OBJECTIVE: To determine the pharmacokinetic profiles of atovaquone (ATO), proguanil (PROG) and its active metabolite cycloguanil (CYCLO) with respect to possible accumulation and kinetic interaction upon repeated dosing with Malarone. METHODS: Thirteen healthy volunteers first received a single dose and then after 1 week, repetitive daily doses of Malarone (one tablet) for 13 days. For analysis of plasma drug concentrations, blood samples were collected at regular intervals over 8 days after a single dose and over 12 days after the last day of multiple dosing. Single-dose and steady-state pharmacokinetic parameters were determined for each individual. Genotyping of the gene coding for CYP2C19, a major enzyme catalyzing PROG metabolism, was performed using polymerase chain reaction, and in vitro enzyme kinetic experiments were carried out to study the possible effect of ATO on the catalytic activities of CYP2C19 and 3A4 using fluorometric assays. RESULTS: For ATO, the ratio of the area under the concentration-time curve (AUC) during the last dose interval to the AUC after the single dose (AUC(0- tau)/AUC(0- infinity)) was found to be 0.90 [95% confidence interval (CI) 0.56, 1.24] indicating absence of undue accumulation. AUC(0- tau), and peak plasma concentration at steady state (C(max,ss)) values were, however, threefold lower than those reported in human immunodeficiency virus-infected subjects after 12 multiple daily doses of 250 mg ATO alone. Four volunteers, with mean CYCLO/PROG AUC(0-tau) of 0.03 (-0.23, 0.09) were classified as poor metaboliser (PM) phenotypes. There was a significant increase in the AUC of PROG at steady state with a PROG AUC(0-tau)/AUC(0-infinity) ratio of 1.38 (1.07, 1.69) in extensive metaboliser (EM) phenotypes.
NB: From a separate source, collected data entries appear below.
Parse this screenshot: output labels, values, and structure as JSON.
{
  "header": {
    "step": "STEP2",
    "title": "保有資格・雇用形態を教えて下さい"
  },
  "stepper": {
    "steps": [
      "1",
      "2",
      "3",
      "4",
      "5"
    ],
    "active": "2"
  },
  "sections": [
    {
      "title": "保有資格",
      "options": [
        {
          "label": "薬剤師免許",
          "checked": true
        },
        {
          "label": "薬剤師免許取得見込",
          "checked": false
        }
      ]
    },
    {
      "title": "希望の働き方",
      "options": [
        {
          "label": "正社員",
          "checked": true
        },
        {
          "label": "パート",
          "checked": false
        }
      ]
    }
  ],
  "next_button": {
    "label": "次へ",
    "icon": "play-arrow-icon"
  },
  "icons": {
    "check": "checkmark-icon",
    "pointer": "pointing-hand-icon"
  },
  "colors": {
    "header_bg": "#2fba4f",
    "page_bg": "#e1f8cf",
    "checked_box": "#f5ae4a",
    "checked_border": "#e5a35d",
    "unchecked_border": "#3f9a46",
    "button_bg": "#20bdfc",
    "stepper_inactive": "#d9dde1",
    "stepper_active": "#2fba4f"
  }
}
CYCLO/PROG AUC ratios were significantly lower 0.67 (0.54, 0.81) at steady state than that after the first single dose in EM phenotypes. The in vitro kinetic experiments on recombinant enzymes (CYP2C19 and CYP3A4) suggested a possible inhibition of catalytic activity of CYP3A4 by ATO. CONCLUSIONS: There was no unexpected accumulation of ATO following repeated administrations of the combination. In EM phenotypes, PROG elimination was reduced at steady state. Also, at steady state, either the elimination of CYCLO was increased or its formation clearance decreased the latter possibly by inhibition of CYP3A4 by ATO.